2019
Upper Sorbian
Endonym: Serbja
ISO Code: hsb
Current Speakers: 15,000
Lower Sorbian
Endonym: Serby
ISO Code: dsb
Current Speakers: <4,000
The smallest Slavic group with approximately 60,000 members, the Sorbs are an autochthonous minority inhabiting Lusatia, Germany. They are divided ethnically and linguistically into Upper Sorbs and Lower Sorbs. Both languages have a long written tradition. While the intergenerational transmission is maintained in the Catholic parts of Upper Lusatia, it was strongly interrupted in Protestant areas of Upper and in Lower Lusatia, where today there are almost no native speakers left.
After World War II, the Communist Party launched maintenance efforts in East Germany for both Upper and Lower Sorbian.
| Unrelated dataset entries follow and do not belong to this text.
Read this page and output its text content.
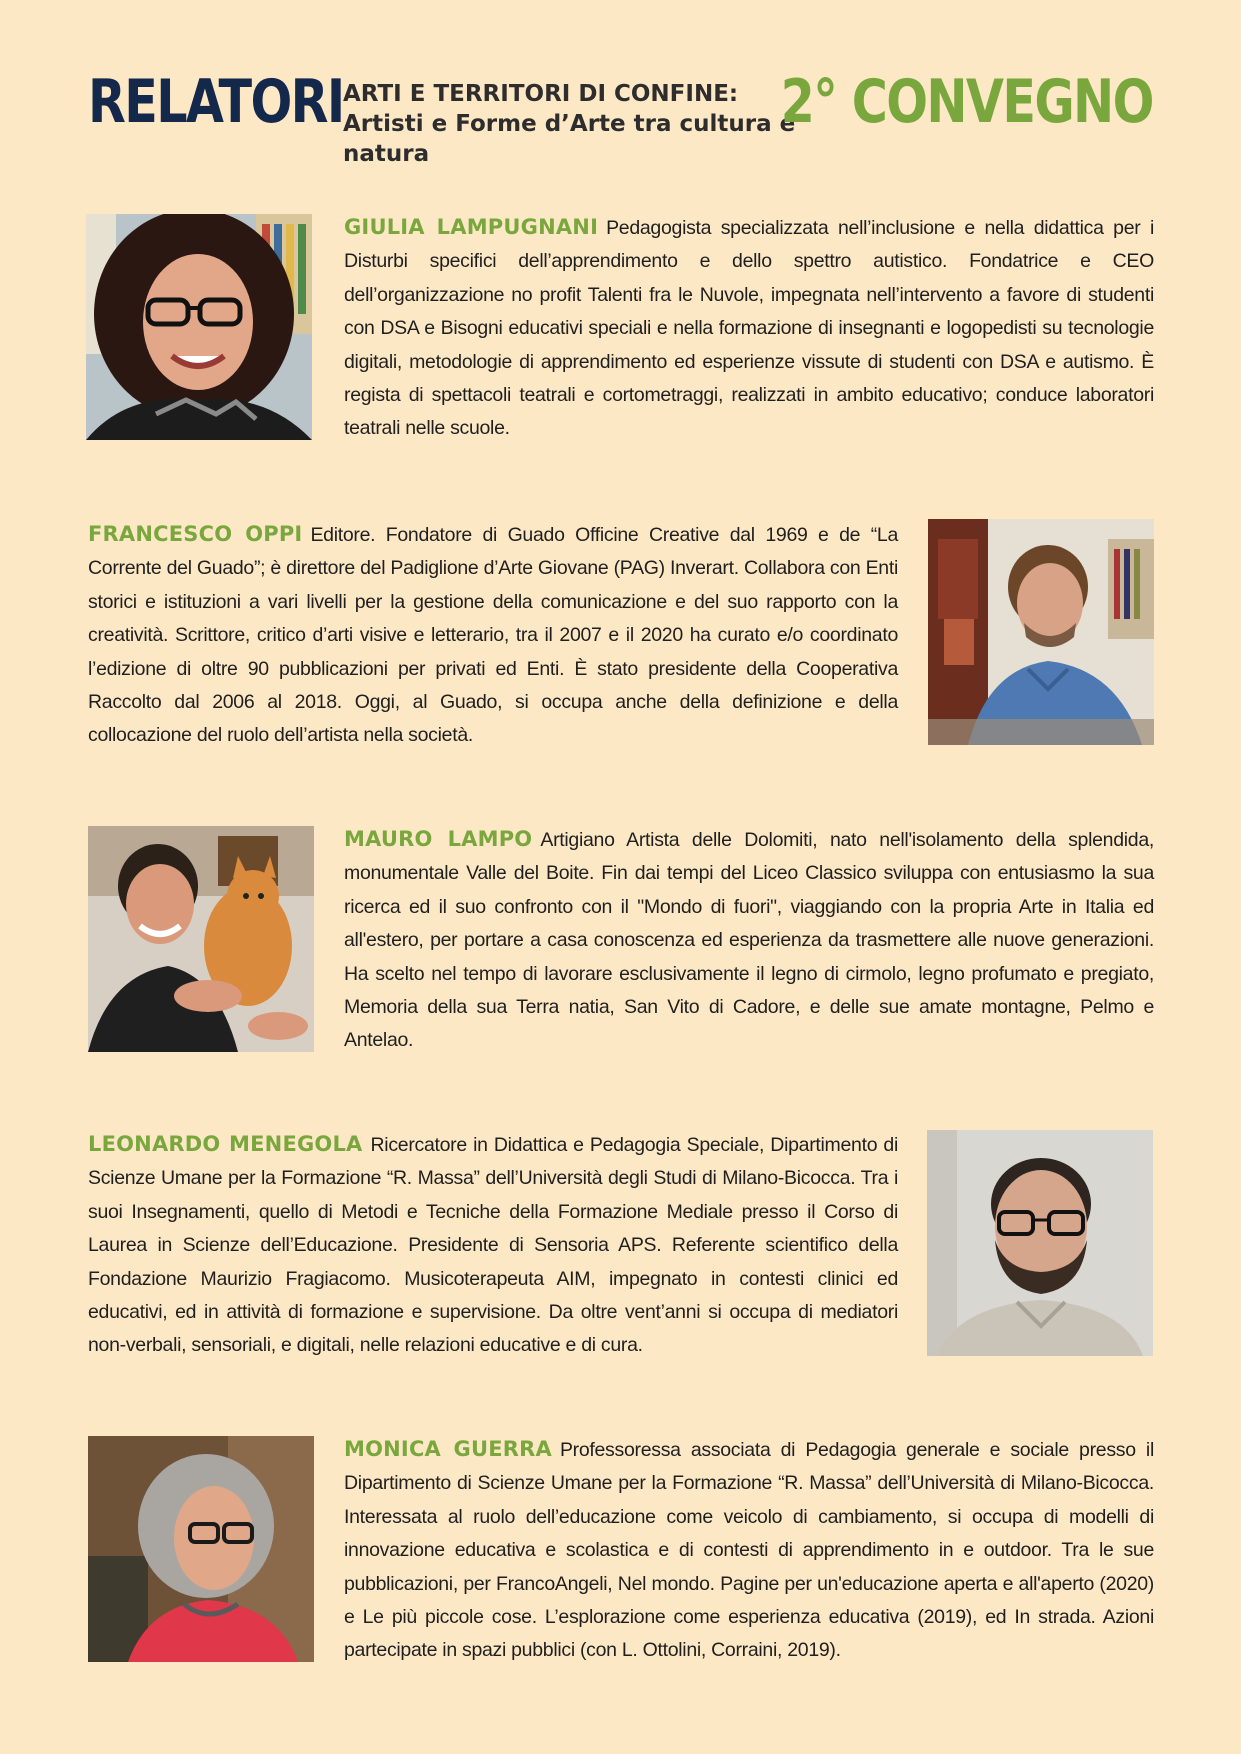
RELATORI ARTI E TERRITORI DI CONFINE:
Artisti e Forme d’Arte tra cultura e natura
2° CONVEGNO
GIULIA LAMPUGNANI Pedagogista specializzata nell’inclusione e nella didattica per i Disturbi specifici dell’apprendimento e dello spettro autistico. Fondatrice e CEO dell’organizzazione no profit Talenti fra le Nuvole, impegnata nell’intervento a favore di studenti con DSA e Bisogni educativi speciali e nella formazione di insegnanti e logopedisti su tecnologie digitali, metodologie di apprendimento ed esperienze vissute di studenti con DSA e autismo. È regista di spettacoli teatrali e cortometraggi, realizzati in ambito educativo; conduce laboratori teatrali nelle scuole.
FRANCESCO OPPI Editore. Fondatore di Guado Officine Creative dal 1969 e de “La Corrente del Guado”; è direttore del Padiglione d’Arte Giovane (PAG) Inverart. Collabora con Enti storici e istituzioni a vari livelli per la gestione della comunicazione e del suo rapporto con la creatività. Scrittore, critico d’arti visive e letterario, tra il 2007 e il 2020 ha curato e/o coordinato l’edizione di oltre 90 pubblicazioni per privati ed Enti. È stato presidente della Cooperativa Raccolto dal 2006 al 2018. Oggi, al Guado, si occupa anche della definizione e della collocazione del ruolo dell’artista nella società.
MAURO LAMPO Artigiano Artista delle Dolomiti, nato nell'isolamento della splendida, monumentale Valle del Boite. Fin dai tempi del Liceo Classico sviluppa con entusiasmo la sua ricerca ed il suo confronto con il "Mondo di fuori", viaggiando con la propria Arte in Italia ed all'estero, per portare a casa conoscenza ed esperienza da trasmettere alle nuove generazioni. Ha scelto nel tempo di lavorare esclusivamente il legno di cirmolo, legno profumato e pregiato, Memoria della sua Terra natia, San Vito di Cadore, e delle sue amate montagne, Pelmo e Antelao.
LEONARDO MENEGOLA Ricercatore in Didattica e Pedagogia Speciale, Dipartimento di Scienze Umane per la Formazione “R. Massa” dell’Università degli Studi di Milano-Bicocca. Tra i suoi Insegnamenti, quello di Metodi e Tecniche della Formazione Mediale presso il Corso di Laurea in Scienze dell’Educazione. Presidente di Sensoria APS. Referente scientifico della Fondazione Maurizio Fragiacomo. Musicoterapeuta AIM, impegnato in contesti clinici ed educativi, ed in attività di formazione e supervisione. Da oltre vent’anni si occupa di mediatori non-verbali, sensoriali, e digitali, nelle relazioni educative e di cura.
MONICA GUERRA Professoressa associata di Pedagogia generale e sociale presso il Dipartimento di Scienze Umane per la Formazione “R. Massa” dell’Università di Milano-Bicocca. Interessata al ruolo dell’educazione come veicolo di cambiamento, si occupa di modelli di innovazione educativa e scolastica e di contesti di apprendimento in e outdoor. Tra le sue pubblicazioni, per FrancoAngeli, Nel mondo. Pagine per un'educazione aperta e all'aperto (2020) e Le più piccole cose. L’esplorazione come esperienza educativa (2019), ed In strada. Azioni partecipate in spazi pubblici (con L. Ottolini, Corraini, 2019).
The programs were innovative but constrained by the Party’s implementation of bilingualism. The language infrastructure created during those times has survived until today. After Germany reunification in 1990, Sorbs created, among others, education programs.
About the Project
Using multilateral methods based on ethnographic and sociolinguistic research, the project aims to analyze current official and bottom-up language policy. With a concentration on Upper and Lower Sorbian language speakers, we will identify their perceptions and attitudes toward language and respond to the needs of existing revitalization programs. We will study the influence of the state political system and its influence on minority language revitalization programs.
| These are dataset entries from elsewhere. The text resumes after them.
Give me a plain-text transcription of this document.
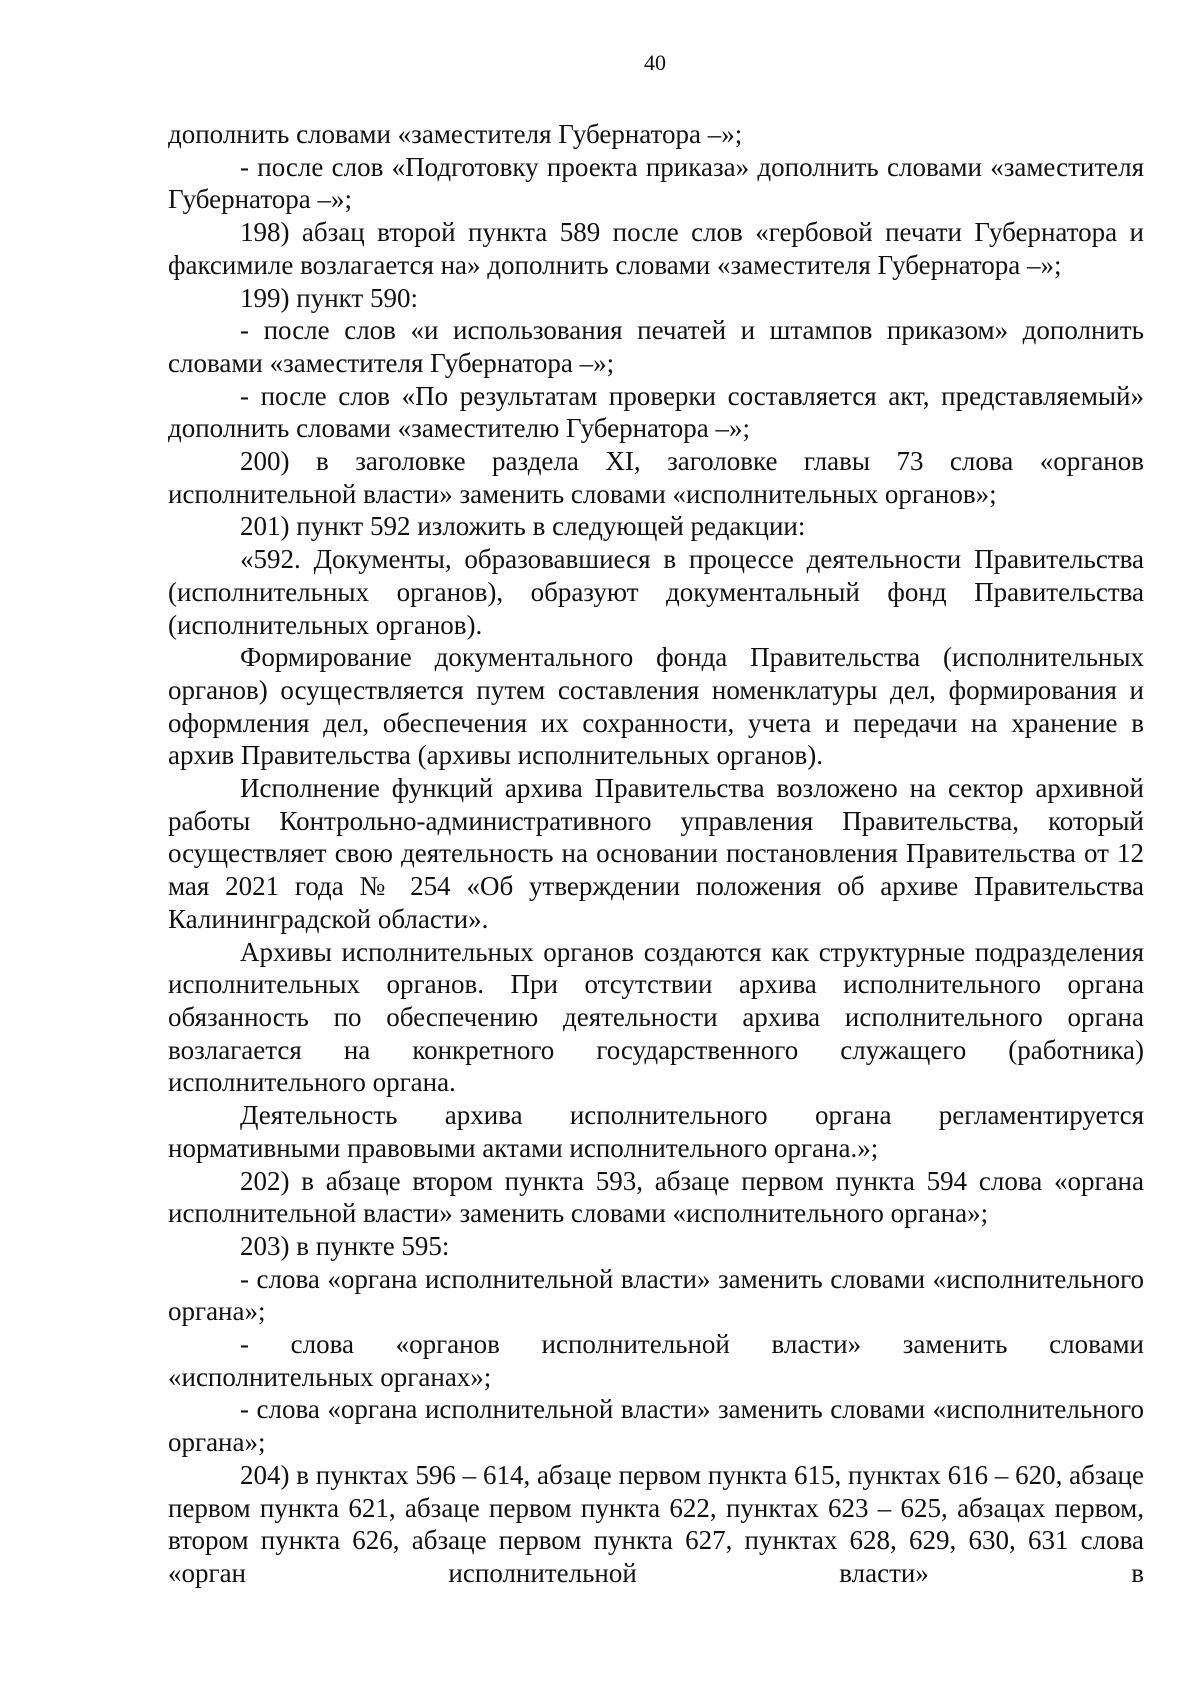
40

дополнить словами «заместителя Губернатора –»;

- после слов «Подготовку проекта приказа» дополнить словами «заместителя Губернатора –»;

198) абзац второй пункта 589 после слов «гербовой печати Губернатора и факсимиле возлагается на» дополнить словами «заместителя Губернатора –»;

199) пункт 590:

- после слов «и использования печатей и штампов приказом» дополнить словами «заместителя Губернатора –»;

- после слов «По результатам проверки составляется акт, представляемый» дополнить словами «заместителю Губернатора –»;

200) в заголовке раздела XI, заголовке главы 73 слова «органов исполнительной власти» заменить словами «исполнительных органов»;

201) пункт 592 изложить в следующей редакции:

«592. Документы, образовавшиеся в процессе деятельности Правительства (исполнительных органов), образуют документальный фонд Правительства (исполнительных органов).

Формирование документального фонда Правительства (исполнительных органов) осуществляется путем составления номенклатуры дел, формирования и оформления дел, обеспечения их сохранности, учета и передачи на хранение в архив Правительства (архивы исполнительных органов).

Исполнение функций архива Правительства возложено на сектор архивной работы Контрольно-административного управления Правительства, который осуществляет свою деятельность на основании постановления Правительства от 12 мая 2021 года № 254 «Об утверждении положения об архиве Правительства Калининградской области».

Архивы исполнительных органов создаются как структурные подразделения исполнительных органов. При отсутствии архива исполнительного органа обязанность по обеспечению деятельности архива исполнительного органа возлагается на конкретного государственного служащего (работника) исполнительного органа.

Деятельность архива исполнительного органа регламентируется нормативными правовыми актами исполнительного органа.»;

202) в абзаце втором пункта 593, абзаце первом пункта 594 слова «органа исполнительной власти» заменить словами «исполнительного органа»;

203) в пункте 595:

- слова «органа исполнительной власти» заменить словами «исполнительного органа»;

- слова «органов исполнительной власти» заменить словами «исполнительных органах»;

- слова «органа исполнительной власти» заменить словами «исполнительного органа»;

204) в пунктах 596 – 614, абзаце первом пункта 615, пунктах 616 – 620, абзаце первом пункта 621, абзаце первом пункта 622, пунктах 623 – 625, абзацах первом, втором пункта 626, абзаце первом пункта 627, пунктах 628, 629, 630, 631 слова «орган исполнительной власти» в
The Upper and Lower Sorbian case study will help us understand the relationship between political systems, revitalization efforts, and people’s openness to maintain minority language.
Principal Researchers
Cordula Ratajczak is a cultural antropologist, Sorbian activist, member of several Sorbian associations, and arts and culture editor for the Sorbian Journal (Serbske nowiny), an Upper Sorbian language daily newspaper. She completed her doctoral studies at the University of Bremen in cooperation with the Sorbian Institute, where she participated in a research project on the effects of coalmining on the Sorbian region. She has carried out a sociolinguistic study on the attitudes of German youth about the Sorbian language and works on education systems in Upper Sorbian Gymnasium.
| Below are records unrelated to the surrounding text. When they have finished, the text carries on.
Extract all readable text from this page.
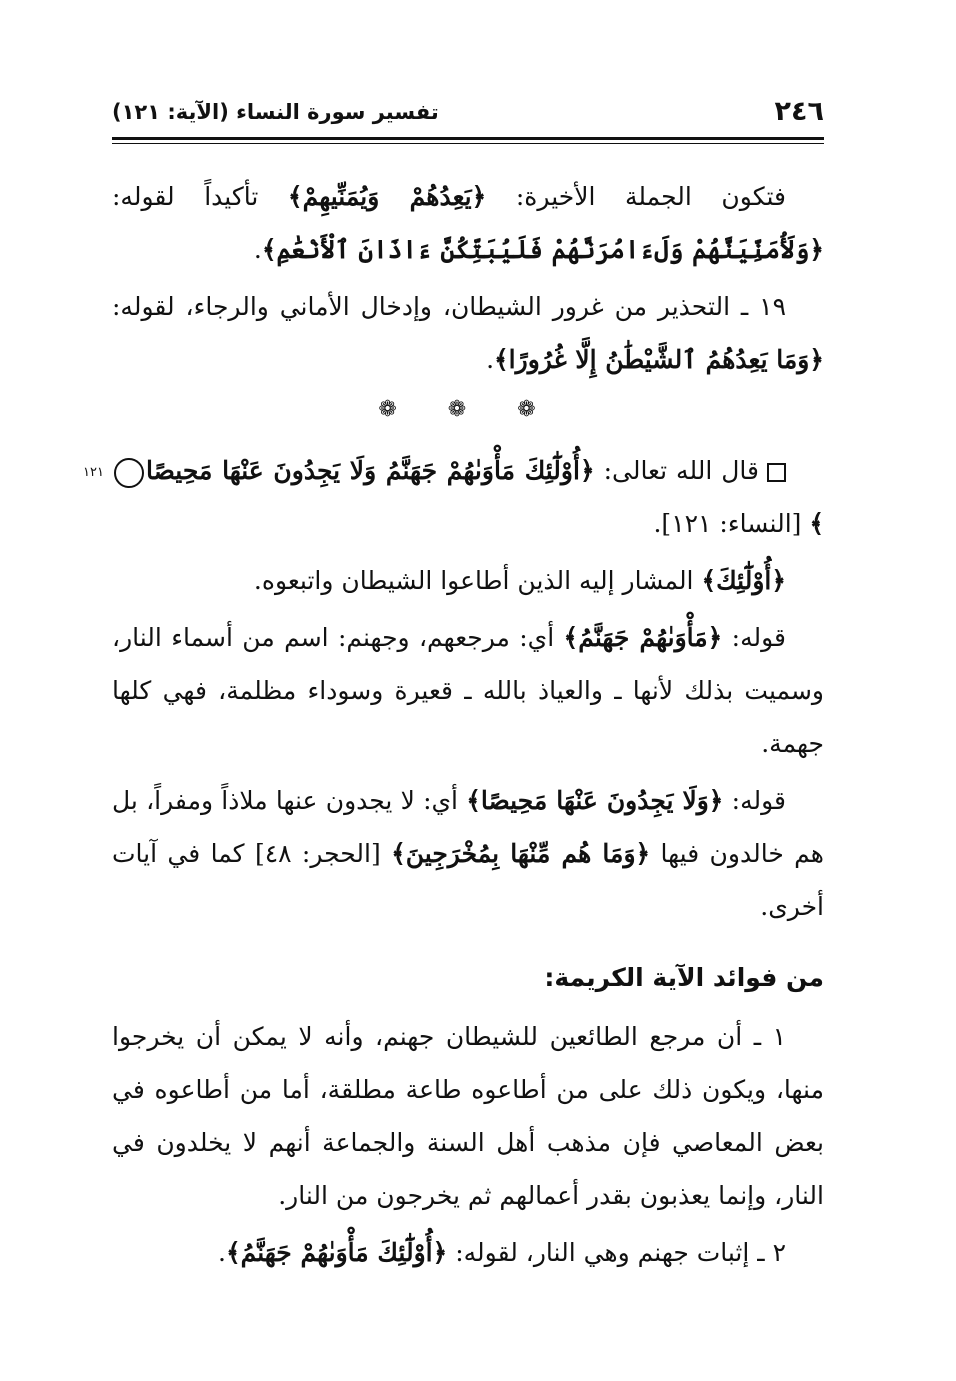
٢٤٦
تفسير سورة النساء (الآية: ١٢١)

فتكون الجملة الأخيرة: ﴿يَعِدُهُمْ وَيُمَنِّيهِمْ﴾ تأكيداً لقوله: ﴿وَلَأُمَنِّيَنَّهُمْ وَلَءَامُرَنَّهُمْ فَلَيُبَتِّكُنَّ ءَاذَانَ ٱلْأَنْعَٰمِ﴾.

١٩ ـ التحذير من غرور الشيطان، وإدخال الأماني والرجاء، لقوله: ﴿وَمَا يَعِدُهُمُ ٱلشَّيْطَٰنُ إِلَّا غُرُورًا﴾.

❁ ❁ ❁

قال الله تعالى: ﴿أُوْلَٰٓئِكَ مَأْوَىٰهُمْ جَهَنَّمُ وَلَا يَجِدُونَ عَنْهَا مَحِيصًا١٢١﴾ [النساء: ١٢١].

﴿أُوْلَٰٓئِكَ﴾ المشار إليه الذين أطاعوا الشيطان واتبعوه.

قوله: ﴿مَأْوَىٰهُمْ جَهَنَّمُ﴾ أي: مرجعهم، وجهنم: اسم من أسماء النار، وسميت بذلك لأنها ـ والعياذ بالله ـ قعيرة وسوداء مظلمة، فهي كلها جهمة.

قوله: ﴿وَلَا يَجِدُونَ عَنْهَا مَحِيصًا﴾ أي: لا يجدون عنها ملاذاً ومفراً، بل هم خالدون فيها ﴿وَمَا هُم مِّنْهَا بِمُخْرَجِينَ﴾ [الحجر: ٤٨] كما في آيات أخرى.

من فوائد الآية الكريمة:

١ ـ أن مرجع الطائعين للشيطان جهنم، وأنه لا يمكن أن يخرجوا منها، ويكون ذلك على من أطاعوه طاعة مطلقة، أما من أطاعوه في بعض المعاصي فإن مذهب أهل السنة والجماعة أنهم لا يخلدون في النار، وإنما يعذبون بقدر أعمالهم ثم يخرجون من النار.

٢ ـ إثبات جهنم وهي النار، لقوله: ﴿أُوْلَٰٓئِكَ مَأْوَىٰهُمْ جَهَنَّمُ﴾.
Nicole Dołowy-Rybińska is an anthropologist, sociolinguist, and adjunct professor in the Institute of Slavic Studies at the Polish Academy of Sciences. Her work focuses on the transmission and revitalization of endangered languages, as well as the relation between using a minority language and maintaining cultural consciousness. She has conducted fieldwork in Kashubia, Poland; Lusatia, Germany; Brittany, France; and Wales, United Kingdom, comparing language and cultural practices of young generations of European linguistic minorities and on minority language activism. Currently she conducts research on students from German-speaking families acquiring language and cultural competencies in Upper Sorbian Gymnasium.